Así lo indica su Exposición de Motivos y se recoge en los artículos 249, 259, 268, 270, 276 y 282 CC, entre otros que han sido modificados por referida Ley. Todo ello, en sintonía con la Convención Internacional sobre los derechos de las personas con discapacidad, fechada en Nueva York el 13-12-2006, en cuyo art. 3 a) k, establece que los principios de la presente Convención serán: "a) El respeto de la dignidad inherente, la autonomía individual, incluida la libertad de tomar las propias decisiones, y la independencia de las personas". ( STS 706/2021 de 19 de octubre de 2021), proclamando su art. 12 que las personas con discapacidad tienen capacidad jurídica en igualdad de condiciones con los demás en todos los aspectos de la vida y obliga a los Estados partes a adoptar medidas para proporcionar a estas personas el apoyo que puedan necesitar en el ejercicio de su capacidad jurídica.

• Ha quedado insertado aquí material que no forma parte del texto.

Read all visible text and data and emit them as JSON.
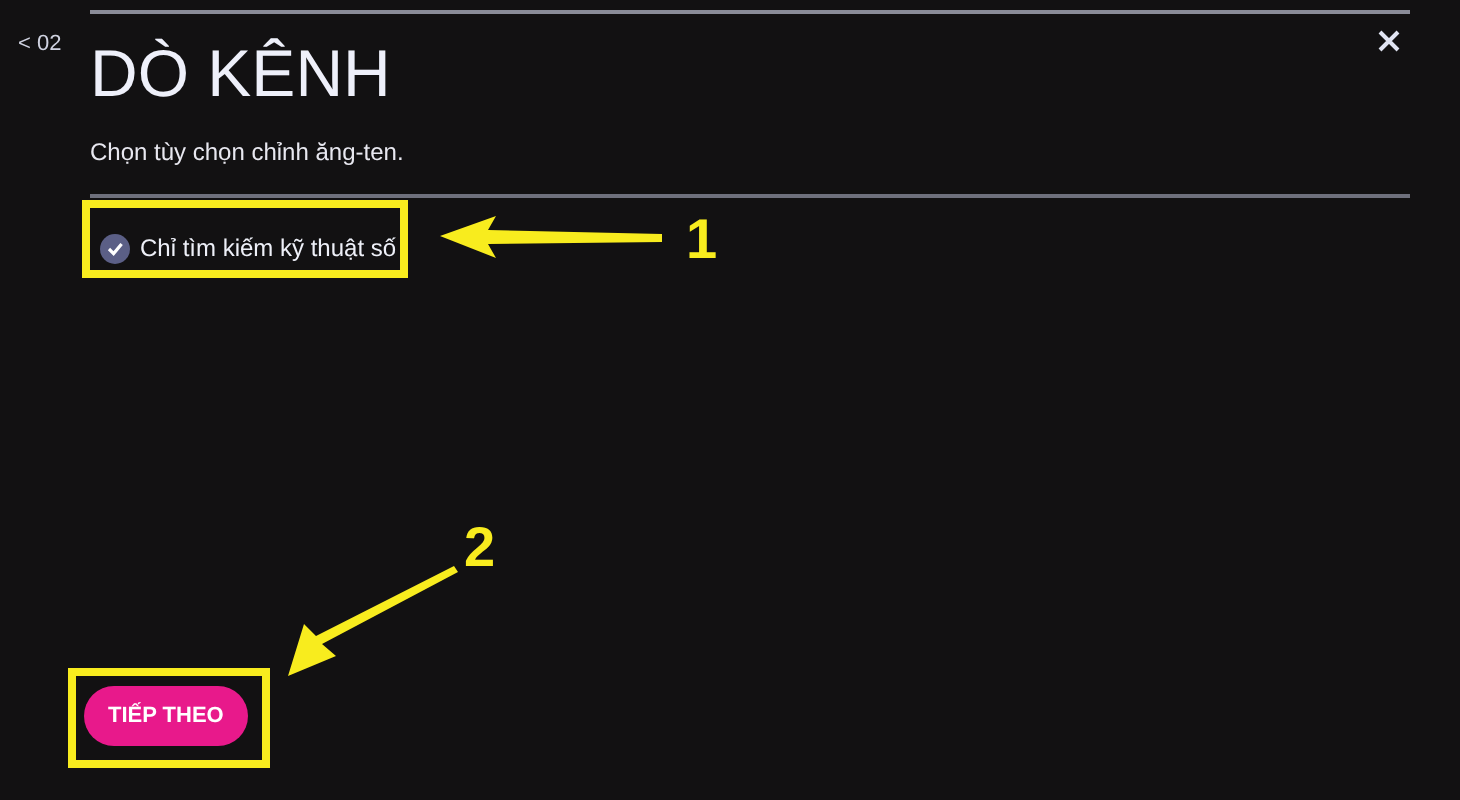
{
  "back": {
    "label": "< 02"
  },
  "title": "DÒ KÊNH",
  "subtitle": "Chọn tùy chọn chỉnh ăng-ten.",
  "options": [
    {
      "label": "Chỉ tìm kiếm kỹ thuật số",
      "checked": true
    }
  ],
  "next_button": {
    "label": "TIẾP THEO"
  },
  "annotations": [
    {
      "label": "1"
    },
    {
      "label": "2"
    }
  ]
}
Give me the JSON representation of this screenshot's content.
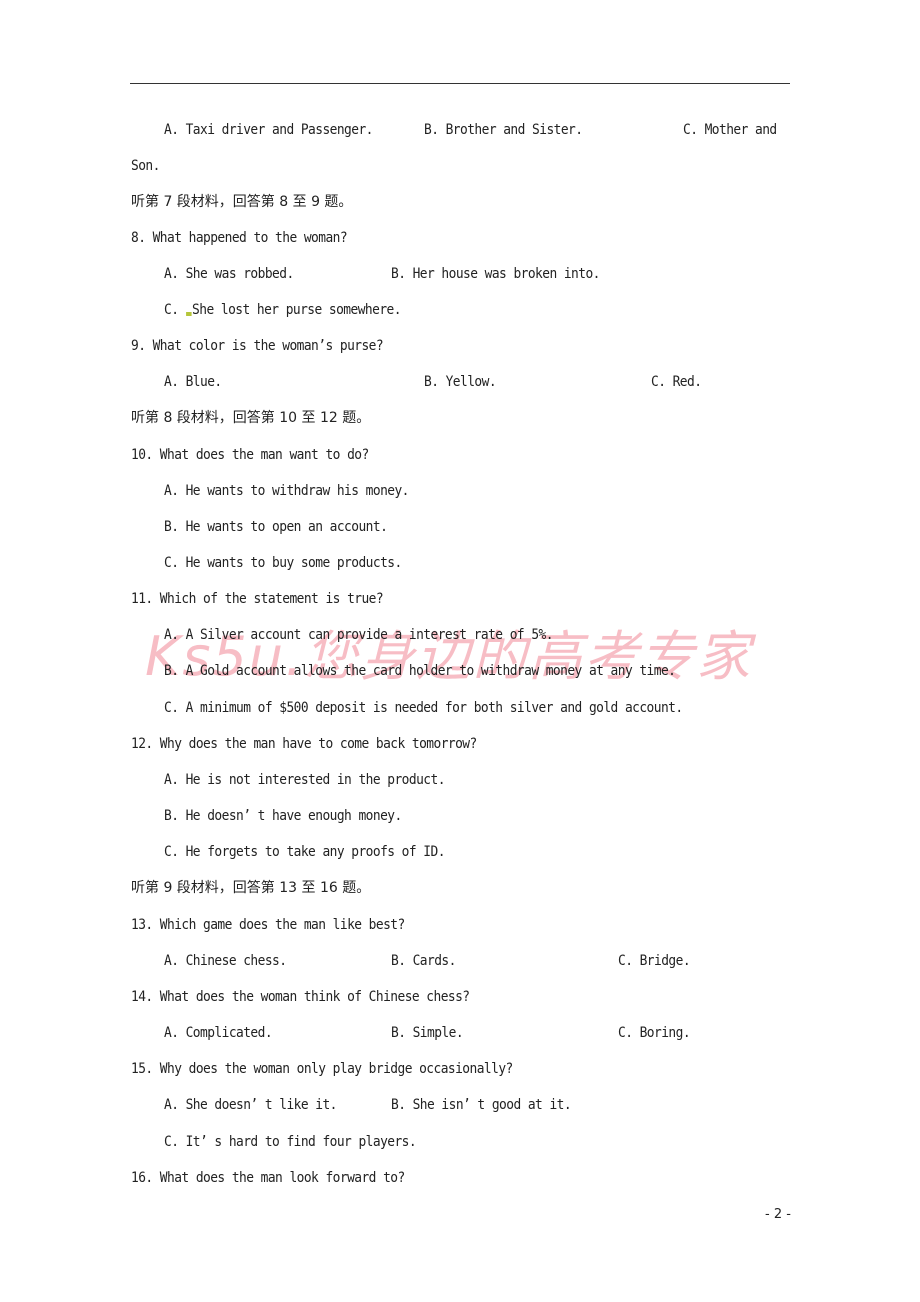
{
  "prev_options": {
    "a": "A. Taxi driver and Passenger.",
    "b": "B. Brother and Sister.",
    "c": "C. Mother and",
    "c_cont": "Son."
  },
  "section7": {
    "heading": "听第 7 段材料，回答第 8 至 9 题。",
    "q8": {
      "question": "8. What happened to the woman?",
      "a": "A. She was robbed.",
      "b": "B. Her house was broken into.",
      "c_label": "C. ",
      "c_text": "She lost her purse somewhere."
    },
    "q9": {
      "question": "9. What color is the woman’s purse?",
      "a": "A. Blue.",
      "b": "B. Yellow.",
      "c": "C. Red."
    }
  },
  "section8": {
    "heading": "听第 8 段材料，回答第 10 至 12 题。",
    "q10": {
      "question": "10. What does the man want to do?",
      "a": "A. He wants to withdraw his money.",
      "b": "B. He wants to open an account.",
      "c": "C. He wants to buy some products."
    },
    "q11": {
      "question": "11. Which of the statement is true?",
      "a": "A. A Silver account can provide a interest rate of 5%.",
      "b": "B. A Gold account allows the card holder to withdraw money at any time.",
      "c": "C. A minimum of $500 deposit is needed for both silver and gold account."
    },
    "q12": {
      "question": "12. Why does the man have to come back tomorrow?",
      "a": "A. He is not interested in the product.",
      "b": "B. He doesn’ t have enough money.",
      "c": "C. He forgets to take any proofs of ID."
    }
  },
  "section9": {
    "heading": "听第 9 段材料，回答第 13 至 16 题。",
    "q13": {
      "question": "13. Which game does the man like best?",
      "a": "A. Chinese chess.",
      "b": "B. Cards.",
      "c": "C. Bridge."
    },
    "q14": {
      "question": "14. What does the woman think of Chinese chess?",
      "a": "A. Complicated.",
      "b": "B. Simple.",
      "c": "C. Boring."
    },
    "q15": {
      "question": "15. Why does the woman only play bridge occasionally?",
      "a": "A. She doesn’ t like it.",
      "b": "B. She isn’ t good at it.",
      "c": "C. It’ s hard to find four players."
    },
    "q16": {
      "question": "16. What does the man look forward to?"
    }
  },
  "watermark": "Ks5u.您身边的高考专家",
  "page_number": "- 2 -"
}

De este modo, el artículo segundo de la referida ley 8/2021, modifica entre otras normas, el Código Civil, sentando las bases del nuevo sistema fundado, como se ha dicho, en el respeto a la voluntad y a las preferencias de la persona con discapacidad y en la promoción de la autonomía de esta última, dando una nueva redacción y contenido al Título del Libro Primero del Código Civil que pasa a rubricarse "De las medidas de apoyo a las personas con discapacidad para el ejercicio de su capacidad jurídica", suprimiendo de la nueva regulación la declaración de incapacidad y centrándose ésta en la provisión de los apoyos necesarios que una persona con discapacidad pueda precisar "para el adecuado ejercicio de su capacidad jurídica", con la "finalidad (de) permitir el desarrollo pleno de su personalidad y su desenvolvimiento jurídico en condiciones de igualdad" ( art. 249 CC). Sin perjuicio de la adopción de las salvaguardas oportunas para asegurar que el ejercicio de las medidas de apoyo se acomoda a los criterios legales, y en particular, que atienda a la voluntad, deseos y preferencias de la persona que las requiera.

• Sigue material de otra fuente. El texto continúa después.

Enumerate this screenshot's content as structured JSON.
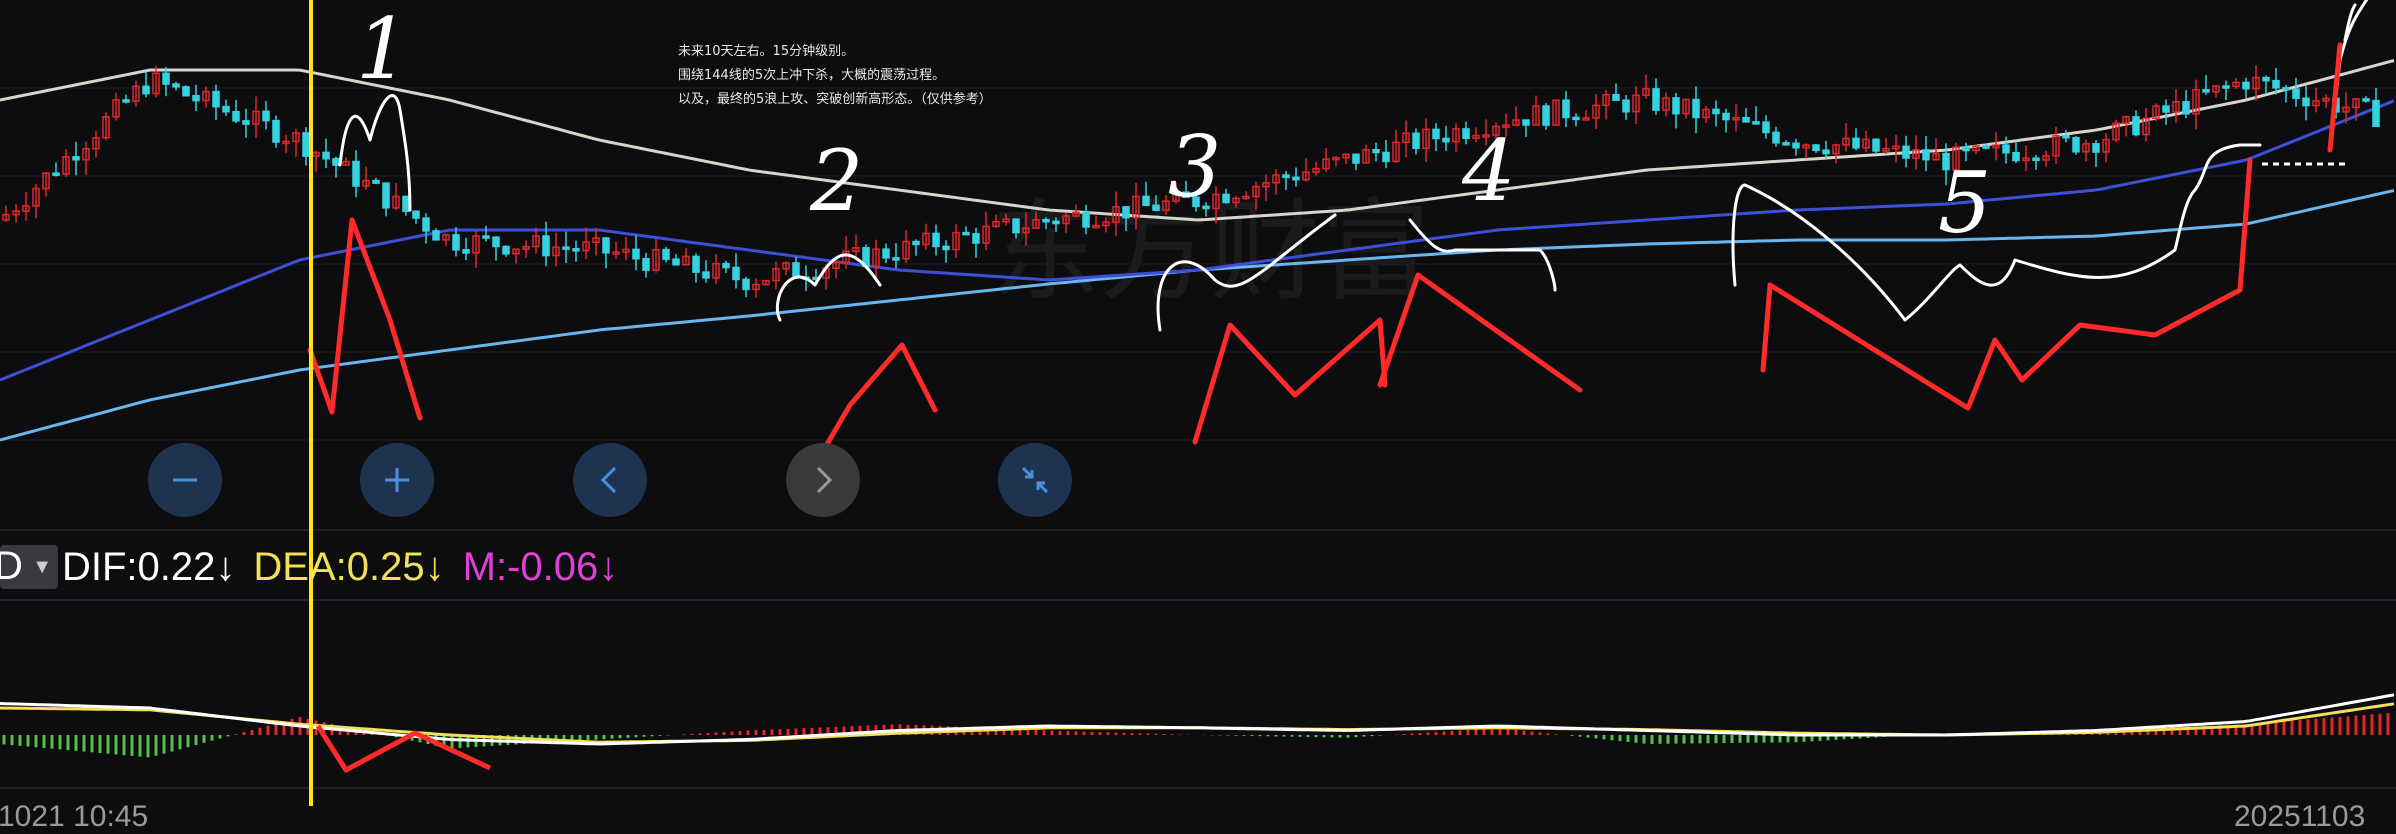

En coherencia con lo anterior, se eliminan del ámbito de la discapacidad la tutela, la patria potestad prorrogada y la patria potestad rehabilitada, que la nueva ley considera figuras demasiado rígidas y poco adaptadas al sistema de promoción de la autonomía de las personas adultas con discapacidad. Cobra sentido en la nueva regulación las figuras y medidas de apoyo que tienen un contenido muy amplio, que engloban todo tipo de actuaciones: el acompañamiento amistoso, la ayuda técnica en la comunicación de declaraciones de voluntad, la ruptura de barreras arquitectónicas y de todo tipo, el consejo, o incluso la toma de decisiones delegadas. En situaciones donde el apoyo no pueda darse de otro modo, éste podrá concretarse en la representación en la toma de decisiones.

En este sentido, la STS 589/2021 de 8 de septiembre, a propósito de esta nueva regulación establece: " La provisión de apoyos judiciales deja de tener un carácter preferente y se supedita a la ausencia o insuficiencia de las medidas previstas por el propio interesado. Y, en cualquier caso, como dispone el art. 269 Código Civil, "las medidas tomadas por la autoridad judicial en el procedimiento de provisión de apoyos serán proporcionadas a las necesidades de la persona que las precise, respetarán siempre la máxima autonomía de esta en el ejercicio de su capacidad jurídica y atenderán en todo caso a su voluntad, deseos y preferencias"".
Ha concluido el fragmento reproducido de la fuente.